APIA Scholars is proud to celebrate the LGTBQ+ community this June. More than 19% of our scholars identify as being part of the LGTBQ+ community and we strive to provide a safe and creative space for them to share and grow and where they can be recognized for their contributions. I would like for a moment to reflect on some of the very significant events that accelerated the pursuit of equal rights for individuals in our community and beyond.
The LGTBQ+ civil rights movement in the United States is filled with many moments of inspiration and hope, as well as frustration and loss. Amidst all the highs and lows, changemakers from a range of identities, including many AANHPI individuals, have left far-reaching impacts.
Tamara Ching, a transwoman of Native Hawaiian, Chinese, and German background, is one of the many AANHPI activists who has made a lasting mark. In 1966, Ching and others fought against police brutality in San Francisco’s Tenderloin District at The Compton Cafeteria, a restaurant safe and welcoming to drag queens. The uprising led to increases in transgender advocacy programs in San Francisco, and the event parallels the historic Stonewall uprising that would occur three years later.

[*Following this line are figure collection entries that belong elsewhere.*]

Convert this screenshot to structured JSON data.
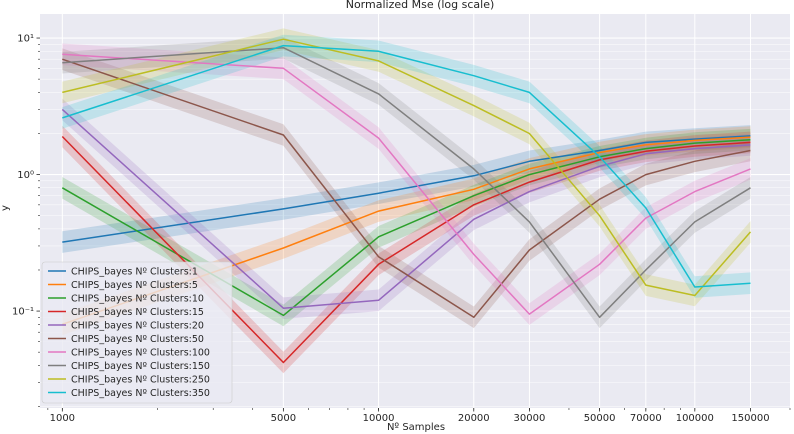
{
  "chart_data": {
    "type": "line",
    "title": "Normalized Mse (log scale)",
    "xlabel": "Nº Samples",
    "ylabel": "y",
    "xscale": "log",
    "yscale": "log",
    "xlim": [
      850,
      200000
    ],
    "ylim": [
      0.0195,
      15
    ],
    "x": [
      1000,
      5000,
      10000,
      20000,
      30000,
      50000,
      70000,
      100000,
      150000
    ],
    "x_tick_labels": [
      "1000",
      "5000",
      "10000",
      "20000",
      "30000",
      "50000",
      "70000",
      "100000",
      "150000"
    ],
    "y_ticks": [
      {
        "value": 0.1,
        "label": "10⁻¹"
      },
      {
        "value": 1,
        "label": "10⁰"
      },
      {
        "value": 10,
        "label": "10¹"
      }
    ],
    "grid": true,
    "legend_position": "lower-left",
    "series": [
      {
        "name": "CHIPS_bayes Nº Clusters:1",
        "color": "#1f77b4",
        "values": [
          0.32,
          0.56,
          0.73,
          0.98,
          1.25,
          1.5,
          1.72,
          1.82,
          1.92
        ]
      },
      {
        "name": "CHIPS_bayes Nº Clusters:5",
        "color": "#ff7f0e",
        "values": [
          0.08,
          0.29,
          0.54,
          0.78,
          1.1,
          1.45,
          1.65,
          1.78,
          1.88
        ]
      },
      {
        "name": "CHIPS_bayes Nº Clusters:10",
        "color": "#2ca02c",
        "values": [
          0.8,
          0.093,
          0.35,
          0.7,
          1.0,
          1.35,
          1.55,
          1.7,
          1.8
        ]
      },
      {
        "name": "CHIPS_bayes Nº Clusters:15",
        "color": "#d62728",
        "values": [
          1.9,
          0.042,
          0.22,
          0.6,
          0.88,
          1.28,
          1.48,
          1.62,
          1.72
        ]
      },
      {
        "name": "CHIPS_bayes Nº Clusters:20",
        "color": "#9467bd",
        "values": [
          3.0,
          0.105,
          0.12,
          0.47,
          0.75,
          1.15,
          1.42,
          1.55,
          1.65
        ]
      },
      {
        "name": "CHIPS_bayes Nº Clusters:50",
        "color": "#8c564b",
        "values": [
          7.0,
          1.95,
          0.25,
          0.09,
          0.28,
          0.66,
          1.0,
          1.25,
          1.5
        ]
      },
      {
        "name": "CHIPS_bayes Nº Clusters:100",
        "color": "#e377c2",
        "values": [
          7.6,
          6.0,
          1.85,
          0.26,
          0.095,
          0.22,
          0.48,
          0.75,
          1.1
        ]
      },
      {
        "name": "CHIPS_bayes Nº Clusters:150",
        "color": "#7f7f7f",
        "values": [
          6.6,
          8.5,
          3.9,
          1.1,
          0.45,
          0.09,
          0.2,
          0.45,
          0.8
        ]
      },
      {
        "name": "CHIPS_bayes Nº Clusters:250",
        "color": "#bcbd22",
        "values": [
          4.0,
          9.8,
          6.8,
          3.2,
          2.0,
          0.5,
          0.155,
          0.13,
          0.38
        ]
      },
      {
        "name": "CHIPS_bayes Nº Clusters:350",
        "color": "#17becf",
        "values": [
          2.6,
          8.8,
          8.0,
          5.3,
          4.0,
          1.35,
          0.57,
          0.15,
          0.16
        ]
      }
    ]
  }
}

Ching’s activism over several decades surrounds issues relating to transgender anti-discrimination, support for transgender Asian immigrants, and HIV/AIDS education.
Vince Crisostomo is another AANHPI civil rights leader who was involved in work related to HIV/AIDS. He is known for being the first publicly “out” HIV-positive Chamorro at World AIDS Day in 1991. Crisostomo has been engaged in HIV/ AIDS work in Guam and advocacy across the Asia Pacific region.
In more recent years, we’ve seen significant strides in LGBTQ rights and federal policies. Several of these rulings were driven by AANHPI organizers. California Proposition 8, which banned same-sex marriage, was originally passed in 2008 then overturned in 2010. Among the plaintiffs whose lawsuit ultimately deemed Prop 8 as unconstitutional were Stuart Gaffney and his partner John Lewis, both outspoken advocates in the Freedom to Marry movement. Gaffney’s family history is deeply connected to the issue of marriage equality; his parents experienced their own struggle as an interracial Chinese and English/Irish couple. Gaffney and Lewis continue to bring awareness to marriage equality through public speaking and their non-profit work.
In 2011, another landmark decision relating to LGBTQ rights occurred, which was the repeal of the “Don’t Ask, Don’t Tell” federal policy. DADT was a ban on gay and lesbian service members in the U.S. military, and its repeal was catalyzed by events surrounding Dan Choi, a Korean-American former Army officer and Iraq War veteran. Choi publicly came out as gay in 2009, which quickly led to his dishonorable discharge. In response, Choi and other service members protested by handcuffing themselves to a fence at the White House in 2010. Choi played an instrumental role in highlighting LGBTQ discrimination in the military, and he was ultimately invited to attend the bill signing that ended DADT.
Today, AANHPI individuals continue to champion for the LGBTQ+ community and engage in work promoting visibility and equal rights. One of the many voices in the conversation is Alok Vaid-Menon, an author, artist, and nonbinary activist of Indian and Malaysian background. Vaid-Menon uses their platform to urge people to critique their understanding of gender and examine notions of masculinity, femininity, and standards of beauty.
These AANHPI activists whose work spans several decades are just some of many individuals dedicated to the fight for LGBTQ+ rights. Their commitment to advocacy and change, both as individuals and members of a larger movement, offers hope and a reminder of how far the movement for LGBTQ+ rights has come. But also, how much work remains for us to do.
While APIA Scholars celebrates the ongoing work toward LGBTQ+ equality, we also challenge you to consider how you can engage in deconstructing oppressive systems while pushing for continued progress.